Truth-Telling Together
Wholeness does not mean perfection -
it means embracing brokenness as an integral part of life.
~ Parker Palmer
In a recent gathering of the Lynching Sites Project of Memphis (LSP), we said an official goodbye to a good friend. Mary and her husband Stephen are moving away very soon to embark on the next chapter of their common life. At the end of our gathering, each one of us took turns truth-telling, speaking to Mary about what she has truly meant to us. Then, she returned the favor. It was a deeply rich, meaningful, bittersweet time.
I spoke of Mary’s invitation to me when I left the LSP board to spend more time on “church work.” I’ve come to understand my ministry using a different definition of DEI: denominational, ecumenical, interfaith. One example is my experience with Sacred Ground, a denominational curriculum for racial healing and justice.
The Episcopal Church encourages us to share Sacred Ground in ecumenical settings. When Mary first heard about this curriculum, her strong invitation was: “Tom, you need to go and talk to the leaders at Idlewild Presbyterian church!”
In that invitation, Mary invited me to expand my vision, to dream bigger dreams (Joel 2:28, Acts 2:17). Three years later, I’m helping the Episcopal Church make Sacred Ground an even more ecumenical offering in Memphis. That offering is now part of a larger vision, a bigger dream for “my DEI,” thanks to Mary.
In Living Resistance: An Indigenous Vision for Seeking Wholeness Every Day, Kaitlin Curtice writes, “creating a vision is holy work, deep and strong work….It is cyclical and fluid….A vision lives and breathes; it is a way forward, a dream that is sure to come.” For me, visions and dreams are part of wholeness.

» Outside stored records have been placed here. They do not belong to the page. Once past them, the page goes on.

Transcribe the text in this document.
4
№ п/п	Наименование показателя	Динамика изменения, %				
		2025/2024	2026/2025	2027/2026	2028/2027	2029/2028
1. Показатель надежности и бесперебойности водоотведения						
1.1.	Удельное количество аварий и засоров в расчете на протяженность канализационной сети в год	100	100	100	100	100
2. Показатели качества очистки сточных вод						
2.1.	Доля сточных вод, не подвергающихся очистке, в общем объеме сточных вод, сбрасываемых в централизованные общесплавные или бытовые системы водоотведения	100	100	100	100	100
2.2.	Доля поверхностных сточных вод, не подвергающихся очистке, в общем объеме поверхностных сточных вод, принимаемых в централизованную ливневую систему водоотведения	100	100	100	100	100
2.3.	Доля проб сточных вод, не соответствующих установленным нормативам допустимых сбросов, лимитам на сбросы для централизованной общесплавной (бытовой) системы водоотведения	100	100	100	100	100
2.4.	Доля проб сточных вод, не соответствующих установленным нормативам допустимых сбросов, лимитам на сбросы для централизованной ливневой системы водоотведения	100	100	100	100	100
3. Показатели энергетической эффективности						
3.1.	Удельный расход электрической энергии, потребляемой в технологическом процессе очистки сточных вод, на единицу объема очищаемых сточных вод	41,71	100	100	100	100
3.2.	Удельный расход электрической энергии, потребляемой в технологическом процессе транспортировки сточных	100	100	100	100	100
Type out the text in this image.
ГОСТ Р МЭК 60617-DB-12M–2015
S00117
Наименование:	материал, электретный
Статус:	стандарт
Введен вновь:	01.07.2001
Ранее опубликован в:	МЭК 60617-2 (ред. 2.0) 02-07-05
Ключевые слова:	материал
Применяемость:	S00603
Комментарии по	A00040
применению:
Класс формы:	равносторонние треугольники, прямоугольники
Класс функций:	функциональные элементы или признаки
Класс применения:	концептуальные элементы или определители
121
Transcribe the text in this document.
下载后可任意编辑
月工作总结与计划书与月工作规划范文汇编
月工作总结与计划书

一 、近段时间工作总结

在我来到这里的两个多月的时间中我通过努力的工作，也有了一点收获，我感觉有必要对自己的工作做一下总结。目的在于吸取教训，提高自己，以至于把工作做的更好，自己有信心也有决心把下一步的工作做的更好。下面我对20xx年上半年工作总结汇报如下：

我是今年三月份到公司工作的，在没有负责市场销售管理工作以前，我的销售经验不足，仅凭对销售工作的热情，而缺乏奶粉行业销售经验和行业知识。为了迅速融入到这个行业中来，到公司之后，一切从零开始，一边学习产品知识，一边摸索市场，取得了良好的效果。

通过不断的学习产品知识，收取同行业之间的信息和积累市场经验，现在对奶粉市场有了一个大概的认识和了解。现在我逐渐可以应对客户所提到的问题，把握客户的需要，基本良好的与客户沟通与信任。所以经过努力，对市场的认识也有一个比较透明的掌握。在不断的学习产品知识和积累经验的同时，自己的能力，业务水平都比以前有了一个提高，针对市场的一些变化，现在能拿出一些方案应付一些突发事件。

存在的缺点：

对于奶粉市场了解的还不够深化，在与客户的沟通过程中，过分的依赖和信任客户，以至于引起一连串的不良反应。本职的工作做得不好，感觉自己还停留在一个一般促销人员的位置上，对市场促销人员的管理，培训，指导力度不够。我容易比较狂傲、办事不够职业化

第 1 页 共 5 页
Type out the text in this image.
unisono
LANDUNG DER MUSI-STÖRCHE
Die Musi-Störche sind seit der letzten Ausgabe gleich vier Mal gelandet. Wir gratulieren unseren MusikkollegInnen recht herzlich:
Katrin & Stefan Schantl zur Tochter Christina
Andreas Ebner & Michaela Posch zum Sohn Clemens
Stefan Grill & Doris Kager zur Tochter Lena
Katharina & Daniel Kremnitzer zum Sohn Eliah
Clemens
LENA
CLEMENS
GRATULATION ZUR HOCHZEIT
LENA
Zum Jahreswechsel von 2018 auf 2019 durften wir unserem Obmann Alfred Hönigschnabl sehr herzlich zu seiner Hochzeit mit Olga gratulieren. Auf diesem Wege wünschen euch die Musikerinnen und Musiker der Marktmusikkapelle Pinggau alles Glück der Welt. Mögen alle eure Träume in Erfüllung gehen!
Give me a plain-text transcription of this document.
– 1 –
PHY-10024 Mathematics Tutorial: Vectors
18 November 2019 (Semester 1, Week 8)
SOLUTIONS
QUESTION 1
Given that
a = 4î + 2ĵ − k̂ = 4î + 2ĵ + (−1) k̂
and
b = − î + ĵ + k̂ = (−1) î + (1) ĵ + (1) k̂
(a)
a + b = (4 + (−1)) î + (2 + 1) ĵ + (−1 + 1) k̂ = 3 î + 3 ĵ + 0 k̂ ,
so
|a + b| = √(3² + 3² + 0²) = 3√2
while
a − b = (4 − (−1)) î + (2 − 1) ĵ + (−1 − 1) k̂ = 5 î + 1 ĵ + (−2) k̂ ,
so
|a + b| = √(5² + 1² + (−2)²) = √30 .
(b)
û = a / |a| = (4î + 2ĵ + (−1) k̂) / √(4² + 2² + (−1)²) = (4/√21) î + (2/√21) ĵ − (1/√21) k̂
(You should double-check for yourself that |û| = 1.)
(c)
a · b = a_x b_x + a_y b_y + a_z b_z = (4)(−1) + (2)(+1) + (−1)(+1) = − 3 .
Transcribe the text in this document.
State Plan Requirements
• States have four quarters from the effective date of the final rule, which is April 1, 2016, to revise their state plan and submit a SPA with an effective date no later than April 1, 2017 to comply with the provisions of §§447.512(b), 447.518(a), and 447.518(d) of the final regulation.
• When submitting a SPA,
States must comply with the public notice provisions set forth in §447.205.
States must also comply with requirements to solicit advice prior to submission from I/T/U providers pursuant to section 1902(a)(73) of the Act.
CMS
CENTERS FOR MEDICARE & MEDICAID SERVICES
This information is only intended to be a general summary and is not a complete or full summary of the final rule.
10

Wholeness also means embracing my brokenness, my imperfection. Yet I know I can only be whole some of the time. I need help with that. We who are part of this spiritual community called LSP move toward wholeness, time and again, whenever we dare to share some truth in our stories of brokenness and pain. Unlike Carly Simon’s song “Haven’t got time for the pain,” we make time - together.
Life without Mary always among us will indeed be painful. It will feel less whole. But Mary, always the teacher, keeps inviting us to see visions and dream dreams - larger visions, bigger dreams. May we listen to what she is saying to us. May we believe her, and, encouraged by one another, may we keep doing the hard, good work of truth-telling, healing, and justice we have been called to do - together.